La Nissan Leaf ZE1 (deuxième génération, 2018-2024) a été produite jusqu'au printemps 2024. Les exemplaires achetés en 2022 ont aujourd'hui trois ans d'usage majoritairement périurbain. Voici ce que retiennent les propriétaires français.
Ce qui ravit toujours
La fiabilité globale rassure. Le moteur synchrone 110 ou 160 kW est l'un des plus éprouvés du marché, hérité d'une décennie de production. Les retours mentionnent peu de pannes mécaniques.
Le système e-Pedal reste bien dosé. Conduite à une pédale efficace en ville, qui permet d'éviter d'utiliser le frein hydraulique 80 % du temps. Plusieurs propriétaires venant d'une Zoé regrettent ne pas l'avoir trouvé ailleurs avec autant de progressivité.
L'habitabilité arrière est correcte pour deux adultes, mieux qu'une Zoé. Le coffre de 435 litres dépanne pour une famille.
L'écosystème ProPilot 1 (régulateur adaptatif + maintien de voie) fonctionne bien sur autoroute, plus discret qu'un ADAS MG ou Renault. Les longs trajets en sont apaisés.
Quatre ans, 88 000 km, jamais une panne. Trois passages SAV pour entretien périodique, c'est tout. La voiture ne fait pas parler d'elle, et c'est tant mieux.
Ce qui irrite
La prise de charge CHAdeMO la condamne en pratique. Le réseau CHAdeMO en France se vide rapidement : Ionity et Fastned n'en proposent quasiment plus, seuls quelques relais Engie Vianeo et bornes communales maintiennent l'accès. Sur les longs trajets, la planification devient un casse-tête.

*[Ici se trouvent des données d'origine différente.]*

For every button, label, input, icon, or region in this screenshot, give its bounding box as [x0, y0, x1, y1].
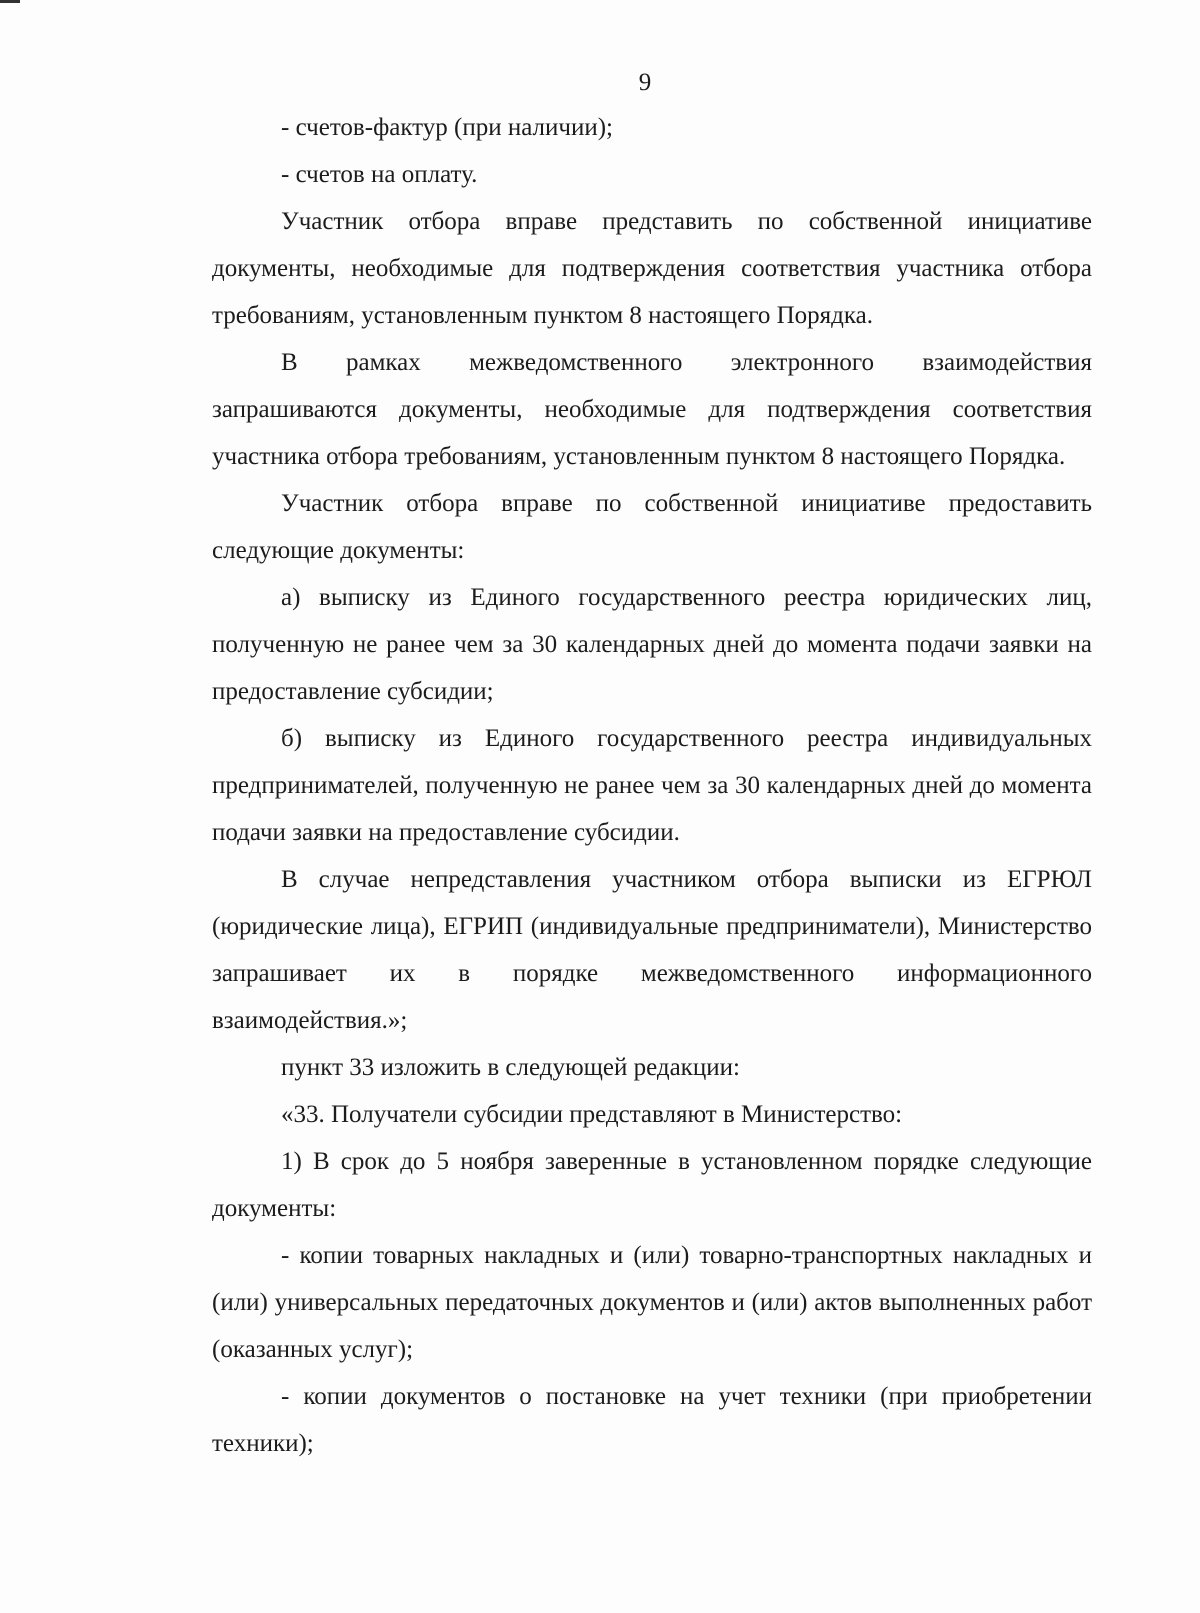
document-body — [212, 104, 1092, 1467]
paragraph-point-33-amend: пункт 33 изложить в следующей редакции: — [281, 1054, 740, 1081]
paragraph-interagency-request: В рамках межведомственного электронного взаимодействия запрашиваются документы, необходимые для подтверждения соответствия участника отбора требованиям, установленным пунктом 8 настоящего Порядка. — [212, 349, 1092, 470]
paragraph-point-33-title: «33. Получатели субсидии представляют в Министерство: — [281, 1101, 903, 1128]
paragraph-participant-right: Участник отбора вправе представить по собственной инициативе документы, необходимые для подтверждения соответствия участника отбора требованиям, установленным пунктом 8 настоящего Порядка. — [212, 208, 1092, 329]
paragraph-ministry-request: В случае непредставления участником отбора выписки из ЕГРЮЛ (юридические лица), ЕГРИП (индивидуальные предприниматели), Министерство запрашивает их в порядке межведомственного информационного взаимодействия.»; — [212, 866, 1092, 1034]
paragraph-payment-bills: - счетов на оплату. — [281, 161, 478, 188]
paragraph-invoices: - счетов-фактур (при наличии); — [281, 114, 614, 141]
paragraph-optional-documents: Участник отбора вправе по собственной инициативе предоставить следующие документы: — [212, 490, 1092, 564]
paragraph-registration-copies: - копии документов о постановке на учет техники (при приобретении техники); — [212, 1383, 1092, 1457]
paragraph-waybill-copies: - копии товарных накладных и (или) товарно-транспортных накладных и (или) универсальных передаточных документов и (или) актов выполненных работ (оказанных услуг); — [212, 1242, 1092, 1363]
paragraph-egrip-extract: б) выписку из Единого государственного реестра индивидуальных предпринимателей, полученную не ранее чем за 30 календарных дней до момента подачи заявки на предоставление субсидии. — [212, 725, 1092, 846]
scan-edge-mark — [0, 0, 20, 3]
paragraph-deadline: 1) В срок до 5 ноября заверенные в установленном порядке следующие документы: — [212, 1148, 1092, 1222]
paragraph-egrul-extract: а) выписку из Единого государственного реестра юридических лиц, полученную не ранее чем за 30 календарных дней до момента подачи заявки на предоставление субсидии; — [212, 584, 1092, 705]
page-number: 9 — [638, 69, 652, 96]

L'absence de système de refroidissement actif batterie pose problème. Sur autoroute en été après deux charges rapides successives, la batterie atteint la limite thermique et la troisième charge plafonne à 22 kW. Le phénomène de Rapidgate, identifié dès 2018, n'a jamais été corrigé sur ZE1.
L'autonomie hivernale de la version 40 kWh tombe à 180 km en mixte par moins 5 degrés Celsius. La version e+ 62 kWh tient mieux mais reste pénalisée par la même architecture batterie.
Les vrais coûts
Entretien : 200 à 280 € par an au forfait Nissan. Réseau qui se rétracte avec la fin de carrière de la marque sur l'électrique grand public en France.
Pneus : 16 ou 17 pouces, 500 à 700 € le train monté.
Recharge à domicile : 16 à 18 kWh aux 100 km en mixte réel, soit 3 € aux 100 km en heures creuses.
Assurance : 700 à 1 000 € par an en tous risques. Tarif raisonnable face aux concurrentes électriques plus récentes.
La fiabilité observée
Le groupe motopropulseur reste l'un des plus robustes du marché. La batterie pose en revanche question : sans gestion thermique active, la dégradation atteint 12 à 18 % à 80 000 km sur exemplaires roulant beaucoup en chargeurs rapides. Pour un usage urbain et charge AC à domicile, la perte tombe à 8 à 10 %.
Soucis remontés : capteur de batterie 12 volts qui rend l'âme tôt, alerte de pression pneus capricieuse, mode tortue qui apparaît en cas de batterie chaude en été, écran multimédia daté et lent à démarrer.
Le SAV Nissan reste accessible pour le moment mais beaucoup de concessions se concentrent sur le Qashqai et le Juke. Trouver un technicien Leaf expérimenté demande de chercher en 2025.
Une fois habitué à charger lentement à domicile et à oublier l'idée des longs trajets, la Leaf devient transparente. La batterie tient. Les gens qui se sont rués sur les charges rapides en pâtissent.
La cote en occasion
Décote forte. Une Leaf e+ 62 kWh Tekna 2022 achetée 41 000 € se revend autour de 17 000 à 20 000 € fin 2025. La prise CHAdeMO en fin de vie pèse lourd dans la valeur de revente.
Le verdict
La Nissan Leaf reste un choix défendable pour un usage strictement local ou périurbain, avec recharge à domicile, et pour qui accepte que la voiture ne fera quasiment jamais de long trajet. Fiabilité solide, ergonomie e-Pedal réussie, prix occasion très bas. Le prix à payer : la prise CHAdeMO en voie d'extinction, l'absence de gestion thermique batterie et une décote sévère. Pour une seconde voiture familiale ou un actif sédentaire, c'est un bon plan. Pour qui ambitionne de partir en vacances en électrique, fuir cette génération.